On April 12, 1940, Henderson resigned as vice-president of the Allied Products Company of Suffern, after 23 years of service. He remained a director of the company. In 1946, Henderson and his family moved to Hillsboro Beach, Broward County, Florida. Henderson and his brother continued to serve on Avon's Board of Directors.

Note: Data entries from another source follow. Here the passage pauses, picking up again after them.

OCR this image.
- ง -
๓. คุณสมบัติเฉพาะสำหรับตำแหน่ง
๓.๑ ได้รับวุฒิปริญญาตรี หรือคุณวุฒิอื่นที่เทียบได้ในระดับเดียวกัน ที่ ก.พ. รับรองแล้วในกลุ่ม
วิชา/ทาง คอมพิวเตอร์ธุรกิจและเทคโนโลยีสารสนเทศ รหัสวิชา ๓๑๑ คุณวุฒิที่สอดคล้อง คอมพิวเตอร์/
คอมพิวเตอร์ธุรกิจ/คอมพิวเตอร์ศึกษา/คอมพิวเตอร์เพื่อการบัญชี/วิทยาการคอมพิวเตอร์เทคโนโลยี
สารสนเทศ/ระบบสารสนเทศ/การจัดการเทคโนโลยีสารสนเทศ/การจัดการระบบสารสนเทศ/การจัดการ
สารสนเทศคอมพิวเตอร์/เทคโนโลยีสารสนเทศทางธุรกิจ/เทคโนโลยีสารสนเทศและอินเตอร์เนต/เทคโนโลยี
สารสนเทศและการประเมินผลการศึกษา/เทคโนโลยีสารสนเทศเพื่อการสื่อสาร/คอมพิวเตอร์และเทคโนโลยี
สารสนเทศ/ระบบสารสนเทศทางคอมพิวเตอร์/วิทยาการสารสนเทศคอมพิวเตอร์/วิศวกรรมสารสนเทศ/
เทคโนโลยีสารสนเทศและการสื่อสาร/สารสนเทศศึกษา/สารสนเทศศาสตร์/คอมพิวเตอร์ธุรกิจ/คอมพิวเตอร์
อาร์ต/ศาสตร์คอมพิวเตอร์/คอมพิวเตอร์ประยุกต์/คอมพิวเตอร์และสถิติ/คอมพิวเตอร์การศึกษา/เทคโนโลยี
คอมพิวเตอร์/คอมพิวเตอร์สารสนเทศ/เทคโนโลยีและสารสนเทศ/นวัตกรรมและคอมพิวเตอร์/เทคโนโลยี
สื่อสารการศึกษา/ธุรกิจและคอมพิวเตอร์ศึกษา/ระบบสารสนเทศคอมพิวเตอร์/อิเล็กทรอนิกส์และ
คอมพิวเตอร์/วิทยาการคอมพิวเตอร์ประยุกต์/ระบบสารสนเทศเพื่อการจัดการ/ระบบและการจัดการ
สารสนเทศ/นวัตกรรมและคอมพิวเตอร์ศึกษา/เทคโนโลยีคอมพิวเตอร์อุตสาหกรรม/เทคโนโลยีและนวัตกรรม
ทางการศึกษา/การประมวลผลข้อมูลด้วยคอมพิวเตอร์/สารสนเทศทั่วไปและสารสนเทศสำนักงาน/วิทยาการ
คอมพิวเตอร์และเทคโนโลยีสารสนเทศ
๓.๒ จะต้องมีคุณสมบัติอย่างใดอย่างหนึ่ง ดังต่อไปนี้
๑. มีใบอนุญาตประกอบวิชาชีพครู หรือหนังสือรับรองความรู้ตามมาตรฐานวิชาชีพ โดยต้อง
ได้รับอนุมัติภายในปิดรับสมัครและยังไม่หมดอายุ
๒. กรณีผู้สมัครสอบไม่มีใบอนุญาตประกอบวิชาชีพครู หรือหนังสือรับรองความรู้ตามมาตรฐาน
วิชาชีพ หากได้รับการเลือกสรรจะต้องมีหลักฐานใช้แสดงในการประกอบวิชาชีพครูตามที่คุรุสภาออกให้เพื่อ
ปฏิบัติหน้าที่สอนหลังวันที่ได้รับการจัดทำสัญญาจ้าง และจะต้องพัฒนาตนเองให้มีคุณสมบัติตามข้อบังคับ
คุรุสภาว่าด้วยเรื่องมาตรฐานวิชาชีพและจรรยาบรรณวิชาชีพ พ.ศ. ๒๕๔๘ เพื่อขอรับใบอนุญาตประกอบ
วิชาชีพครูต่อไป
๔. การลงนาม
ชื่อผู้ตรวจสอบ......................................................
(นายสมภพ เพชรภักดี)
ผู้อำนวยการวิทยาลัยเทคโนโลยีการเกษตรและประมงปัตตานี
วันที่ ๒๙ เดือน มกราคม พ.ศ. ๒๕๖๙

Henderson became vice mayor of Hillsboro Beach, Florida in 1955. He became the Mayor of Hillsboro Beach in 1958 and held this position for six consecutive years.

==Personal life==
On February 14, 1920, Henderson married Mary Barnes Billings Anthony in Ridgewood, New Jersey. They had two children, Mary and Alexander. In September 1935, they divorced in Reno, Las Vegas, with Mary charging him with cruelty. On March 28, 1936, Henderson married Lucia Maria Ernst in New York City. They had a son who was born in New York City.

==Death and legacy==
In 1953, Henderson created the Hillsboro Country Day School in Pompano Beach, Florida. In 1960, a donation from Henderson and his wife Lucy contributed to the construction of the Henderson Behavioral Health facility in Fort Lauderdale, Florida. The clinic was renamed Henderson Clinic of Broward County in 1961.

Henderson died on July 8, 1964.
On December 1, 1968, the A.D. Henderson University School at the Florida Atlantic University College of Education was dedicated in his honor. The Chapel of Saint Andrew, located on the campus of Saint Andrew's School in Boca Raton, Florida, was dedicated in memory of Henderson.